Here is the ptasx info:
ptxas info : Compiling entry function '_Z40KerneliidddddPKdS0_S0_S0_iiiiiiiiiPdS1_S1_S1_S1_S1_S1_S1_S1_S1_' for 'sm_20'
ptxas info : Function properties for _Z40KerneliidddddPKdS0_S0_S0_iiiiiiiiiPdS1_S1_S1_S1_S1_S1_S1_S1_S1_
8056 bytes stack frame, 0 bytes spill stores, 0 bytes spill loads
ptxas info : Function properties for __internal_trig_reduction_slowpathd
40 bytes stack frame, 0 bytes spill stores, 0 bytes spill loads
ptxas info : Used 53 registers, 232 bytes cmem[0], 144 bytes cmem[2], 28 bytes cmem[16]
tmpxft_00001d70_00000000-3_MexFunciton.cudafe1.cpp
"Uncorrectable ECC error" usually refers to a hardware failure. ECC is Error Correcting Code, a means to detect and correct errors in bits stored in RAM. A stray cosmic ray can disrupt one bit stored in RAM every once in a great while, but "uncorrectable ECC error" indicates that several bits are coming out of RAM storage "wrong" - too many for the ECC to recover the original bit values.
This could mean that you have a bad or marginal RAM cell in your GPU device memory.
Marginal circuits of any kind may not fail 100%, but are more likely to fail under the stress of heavy use - and associated rise in temperature.
There are diagnostic utilities floating around to stress-test all the RAM banks of your PC to confirm or pinpoint which chip is failing, but I don't know of an analog for testing the device RAM banks of the GPU.

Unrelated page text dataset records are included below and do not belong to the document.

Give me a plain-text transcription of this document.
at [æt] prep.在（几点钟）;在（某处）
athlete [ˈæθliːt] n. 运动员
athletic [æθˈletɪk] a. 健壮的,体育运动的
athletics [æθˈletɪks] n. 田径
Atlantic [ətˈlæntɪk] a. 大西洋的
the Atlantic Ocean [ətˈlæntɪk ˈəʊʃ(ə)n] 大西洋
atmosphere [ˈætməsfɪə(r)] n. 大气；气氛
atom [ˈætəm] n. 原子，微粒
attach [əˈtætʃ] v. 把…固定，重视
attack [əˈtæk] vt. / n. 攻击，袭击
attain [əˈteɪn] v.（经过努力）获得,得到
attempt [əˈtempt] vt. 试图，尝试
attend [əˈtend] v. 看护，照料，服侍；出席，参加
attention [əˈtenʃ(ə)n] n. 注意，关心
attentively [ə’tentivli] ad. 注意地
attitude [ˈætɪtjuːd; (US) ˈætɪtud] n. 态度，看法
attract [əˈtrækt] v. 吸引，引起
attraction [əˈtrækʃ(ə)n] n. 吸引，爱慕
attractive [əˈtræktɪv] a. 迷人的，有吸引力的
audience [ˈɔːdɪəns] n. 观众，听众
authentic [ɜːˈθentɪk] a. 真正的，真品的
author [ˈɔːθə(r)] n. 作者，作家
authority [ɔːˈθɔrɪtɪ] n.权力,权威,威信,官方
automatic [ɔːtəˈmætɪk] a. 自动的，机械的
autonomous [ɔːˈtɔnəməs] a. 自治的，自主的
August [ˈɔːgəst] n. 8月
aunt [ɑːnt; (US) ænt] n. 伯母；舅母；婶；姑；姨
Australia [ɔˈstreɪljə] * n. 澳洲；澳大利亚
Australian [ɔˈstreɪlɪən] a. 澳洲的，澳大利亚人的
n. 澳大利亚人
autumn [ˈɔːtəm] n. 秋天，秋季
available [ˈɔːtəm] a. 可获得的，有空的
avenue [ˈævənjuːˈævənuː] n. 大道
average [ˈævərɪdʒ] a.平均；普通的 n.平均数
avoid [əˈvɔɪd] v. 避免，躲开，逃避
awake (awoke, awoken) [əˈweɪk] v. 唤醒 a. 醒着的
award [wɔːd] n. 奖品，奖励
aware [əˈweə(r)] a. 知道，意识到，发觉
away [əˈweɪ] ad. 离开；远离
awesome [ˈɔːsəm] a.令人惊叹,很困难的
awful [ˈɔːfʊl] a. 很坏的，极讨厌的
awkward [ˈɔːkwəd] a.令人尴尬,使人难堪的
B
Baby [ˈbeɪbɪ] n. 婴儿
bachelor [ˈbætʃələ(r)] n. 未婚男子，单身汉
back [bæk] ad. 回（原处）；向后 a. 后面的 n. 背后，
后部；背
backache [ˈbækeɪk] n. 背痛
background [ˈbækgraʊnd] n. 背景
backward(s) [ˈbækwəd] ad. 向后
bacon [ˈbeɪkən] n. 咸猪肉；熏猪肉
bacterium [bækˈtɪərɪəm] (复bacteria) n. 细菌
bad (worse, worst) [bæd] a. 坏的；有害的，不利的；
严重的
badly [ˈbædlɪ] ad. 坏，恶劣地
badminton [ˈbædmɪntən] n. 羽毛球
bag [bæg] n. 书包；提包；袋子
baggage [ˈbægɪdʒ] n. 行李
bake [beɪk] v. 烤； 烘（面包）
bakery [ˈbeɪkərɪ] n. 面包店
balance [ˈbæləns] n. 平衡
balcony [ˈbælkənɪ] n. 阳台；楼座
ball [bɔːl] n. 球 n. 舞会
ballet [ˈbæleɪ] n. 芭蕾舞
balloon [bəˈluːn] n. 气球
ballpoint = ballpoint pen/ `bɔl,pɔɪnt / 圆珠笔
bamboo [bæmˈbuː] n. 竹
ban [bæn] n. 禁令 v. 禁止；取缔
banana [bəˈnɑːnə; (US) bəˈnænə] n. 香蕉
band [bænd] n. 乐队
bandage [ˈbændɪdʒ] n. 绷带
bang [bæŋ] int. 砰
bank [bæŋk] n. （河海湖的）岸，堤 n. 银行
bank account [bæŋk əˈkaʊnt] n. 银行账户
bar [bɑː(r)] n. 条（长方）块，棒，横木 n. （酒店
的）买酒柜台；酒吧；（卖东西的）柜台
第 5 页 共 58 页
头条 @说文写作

If you have access to another machine with a GPU of similar capability, try running your app on that machine to see how it behaves. If you don't get the ECC error on the second machine, this confirms that the problem is almost certainly in the hardware of the first machine. If you get the same ECC error on the second machine, then ignore everything I've written here and continue looking for your software bug. Unless your code is actually causing hardware damage, the chances of two machines having the same hardware failure are extremely small.